Most people’s first day of a new job or internship includes sitting at a cubicle, filling out some paperwork, and trying (and usually failing) to connect to the company’s computer server. My first day as an intern with Mercury One involved helping with disaster relief work in the heart of Oklahoma. I quickly learned that nothing deters this incredible organization. Although severe storms were once again pounding Oklahoma this past weekend – to be quite honest, I’m deathly afraid of tornadoes and was more than a little nervous about the trip – the team was on the ground within hours. I pulled together my courage, packed my backpack, and joined Mercury One for a humbling, moving, and life-changing experience.

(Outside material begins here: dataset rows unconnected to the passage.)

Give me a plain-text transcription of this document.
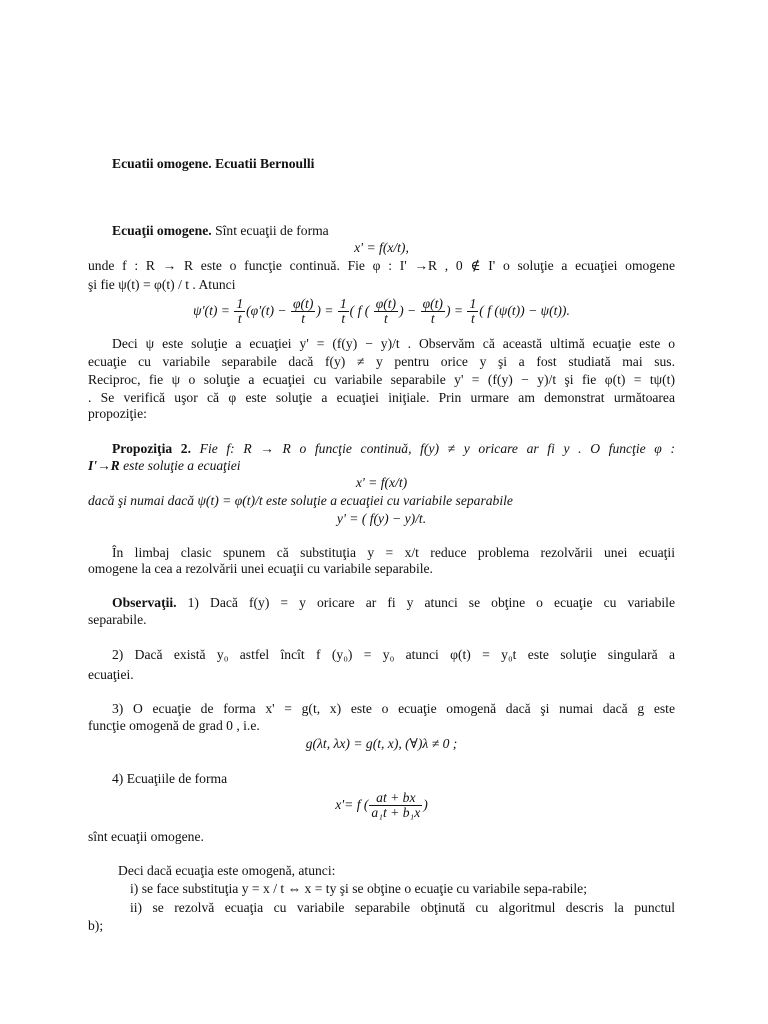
Ecuatii omogene. Ecuatii Bernoulli
Ecuaţii omogene. Sînt ecuaţii de forma
x' = f(x/t),
unde f : R → R este o funcţie continuă. Fie φ : I' →R , 0 ∉ I' o soluţie a ecuaţiei omogene
şi fie ψ(t) = φ(t) / t . Atunci
$\psi'(t) = \frac{1}{t} (\varphi'(t) - \frac{\varphi(t)}{t}$ ) = $\frac{1}{t}$ ( f ( $\frac{\varphi(t)}{t}$ ) − $\frac{\varphi(t)}{t}$ ) = $\frac{1}{t}$ ( f (ψ(t)) − ψ(t)).
Deci ψ este soluţie a ecuaţiei y' = (f(y) − y)/t . Observăm că această ultimă ecuaţie este o
ecuaţie cu variabile separabile dacă f(y) ≠ y pentru orice y şi a fost studiată mai sus.
Reciproc, fie ψ o soluţie a ecuaţiei cu variabile separabile y' = (f(y) − y)/t şi fie φ(t) = tψ(t)
. Se verifică uşor că φ este soluţie a ecuaţiei iniţiale. Prin urmare am demonstrat următoarea
propoziţie:
Propoziţia 2. Fie f: R → R o funcţie continuă, f(y) ≠ y oricare ar fi y . O funcţie φ :
I'→R este soluţie a ecuaţiei
x' = f(x/t)
dacă şi numai dacă ψ(t) = φ(t)/t este soluţie a ecuaţiei cu variabile separabile
y' = ( f(y) − y)/t.
În limbaj clasic spunem că substituţia y = x/t reduce problema rezolvării unei ecuaţii
omogene la cea a rezolvării unei ecuaţii cu variabile separabile.
Observaţii. 1) Dacă f(y) = y oricare ar fi y atunci se obţine o ecuaţie cu variabile
separabile.
2) Dacă există y₀ astfel încît f (y₀) = y₀ atunci φ(t) = y₀t este soluţie singulară a
ecuaţiei.
3) O ecuaţie de forma x' = g(t, x) este o ecuaţie omogenă dacă şi numai dacă g este
funcţie omogenă de grad 0 , i.e.
g(λt, λx) = g(t, x), (∀)λ ≠ 0 ;
4) Ecuaţiile de forma
x'= f ( $\frac{at + bx}{\text{a₁t + b₁x}}$ )
sînt ecuaţii omogene.
Deci dacă ecuaţia este omogenă, atunci:
i) se face substituţia y = x / t ⇔ x = ty şi se obţine o ecuaţie cu variabile sepa-rabile;
ii) se rezolvă ecuaţia cu variabile separabile obţinută cu algoritmul descris la punctul
b);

Those of us new to disaster relief did not know what to expect as we drove in to Oklahoma. At first, everything seemed normal. As we suddenly turned a street corner, however, our eyes fell upon the desolation. Joel, a fellow intern, said in amazement, “When we first got there and were looking at the neighborhoods, you’d see a single devastated street or house – just a small window of destruction. And then you’d look up and see that everywhere there was nothing.” I had seen pictures in the media, but being there in person left me speechless. Homes were reduced to a pile of rubble, yet parts of everyday life still caught my attention: a toothbrush caught between two bricks, a stuffed animal poking out from underneath a piece of concrete, the game Battleship lying on the side of a road. These small remnants of people’s possessions forced us to remember that this was not debris; it was the lives, hopes, and dreams of men, women, families, and children.

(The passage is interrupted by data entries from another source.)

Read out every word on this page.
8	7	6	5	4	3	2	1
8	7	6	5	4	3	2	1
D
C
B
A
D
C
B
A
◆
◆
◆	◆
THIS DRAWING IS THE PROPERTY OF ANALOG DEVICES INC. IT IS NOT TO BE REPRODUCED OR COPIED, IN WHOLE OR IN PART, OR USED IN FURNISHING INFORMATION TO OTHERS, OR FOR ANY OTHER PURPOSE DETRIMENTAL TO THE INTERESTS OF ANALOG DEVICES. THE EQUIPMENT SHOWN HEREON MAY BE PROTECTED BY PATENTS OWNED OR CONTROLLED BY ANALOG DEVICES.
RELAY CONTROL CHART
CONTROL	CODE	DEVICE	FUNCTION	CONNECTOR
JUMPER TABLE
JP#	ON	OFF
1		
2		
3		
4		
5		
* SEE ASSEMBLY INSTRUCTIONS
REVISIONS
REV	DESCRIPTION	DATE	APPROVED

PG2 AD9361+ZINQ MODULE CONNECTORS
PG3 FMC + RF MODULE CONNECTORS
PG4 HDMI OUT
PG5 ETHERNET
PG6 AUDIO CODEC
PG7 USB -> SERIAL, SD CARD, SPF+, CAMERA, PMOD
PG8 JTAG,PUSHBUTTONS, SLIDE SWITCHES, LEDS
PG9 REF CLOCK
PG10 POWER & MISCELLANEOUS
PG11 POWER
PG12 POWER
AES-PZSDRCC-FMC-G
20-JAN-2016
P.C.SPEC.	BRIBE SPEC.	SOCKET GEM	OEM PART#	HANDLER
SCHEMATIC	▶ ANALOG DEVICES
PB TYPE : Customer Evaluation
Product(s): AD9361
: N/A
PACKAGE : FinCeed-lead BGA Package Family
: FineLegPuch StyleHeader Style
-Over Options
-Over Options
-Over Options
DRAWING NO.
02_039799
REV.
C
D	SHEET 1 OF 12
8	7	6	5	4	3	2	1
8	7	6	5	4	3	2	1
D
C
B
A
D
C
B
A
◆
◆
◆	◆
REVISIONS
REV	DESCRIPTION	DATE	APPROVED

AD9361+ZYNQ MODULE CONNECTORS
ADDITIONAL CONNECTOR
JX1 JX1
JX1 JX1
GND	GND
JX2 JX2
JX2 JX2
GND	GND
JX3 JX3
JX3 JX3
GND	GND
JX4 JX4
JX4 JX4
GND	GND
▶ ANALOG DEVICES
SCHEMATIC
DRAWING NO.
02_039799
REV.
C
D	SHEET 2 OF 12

My first thought was, “How can I, just a single person, help to heal this community?” I soon realized that individually, we are weak, but together, we are strong. These tornados in Oklahoma have only proven that Americans are unbreakable, and thanks to the donations to Mercury One’s 2013 Midwest Tornado Relief Fund, we were able to distribute money and aid to many different organizations in the area. Seeing the memorial of Plaza Towers Elementary School, where seven children died, helped me to understand how important our donation was to Shelter Oklahoma Schools. Seeing the emotion of the sheriff’s deputies whose homes were destroyed or damaged helped me to understand just how significant each and every donation, great or small, is to our fund. Seeing how church members had spent countless, sleepless days and nights sorting clothes, distributing food, and improving morale helped me to understand how I could go home at any time, but these were the people who were there to stay. And personally shoveling and clearing debris allowed me to experience, albeit briefly, the emotional and physical toll disasters take on those affected.

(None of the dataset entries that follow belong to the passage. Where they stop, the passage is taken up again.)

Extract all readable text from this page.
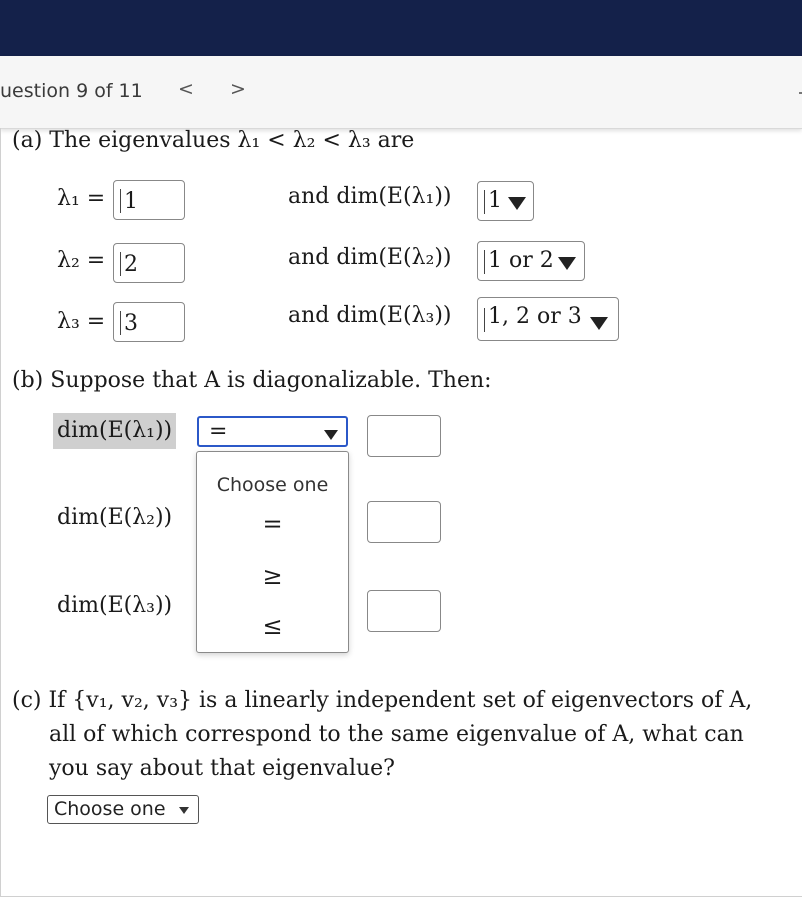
uestion 9 of 11 < >
(a) The eigenvalues λ₁ < λ₂ < λ₃ are
λ₁ = 1	and dim(E(λ₁)) 1
λ₂ = 2	and dim(E(λ₂)) 1 or 2
λ₃ = 3	and dim(E(λ₃)) 1, 2 or 3
(b) Suppose that A is diagonalizable. Then:
dim(E(λ₁)) =
dim(E(λ₂))
dim(E(λ₃))
Choose one
=
≥
≤
(c) If {v₁, v₂, v₃} is a linearly independent set of eigenvectors of A,
all of which correspond to the same eigenvalue of A, what can
you say about that eigenvalue?
Choose one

The other interns and I were surprised most by the sense of optimism surrounding us. Many times throughout our trip I found myself near tears and had to mentally step away. During such moments, I would think, “If the people of Oklahoma can smile, so can you.” Alex, another Mercury One intern, said, “One of my most memorable moments was when we found a father moving the remains of his house out of his yard. We offered to help, and he said as he picked up leaves and bricks, ‘One day the grass will grow.’” It was this phrase, along with finding an undamaged set of family photo negatives under a shattered mirror, stumbling across a perfect, unbroken egg lying next to a refrigerator, and seeing the American flag on every corner, that helped me to keep smiling, to keep going.
I came away from this trip feeling extraordinarily blessed: blessed for my home, my family, my school, my job, and my country. But most of all, I came away knowing that even in the darkest, hardest times, we must remember that, “One day the grass will grow.”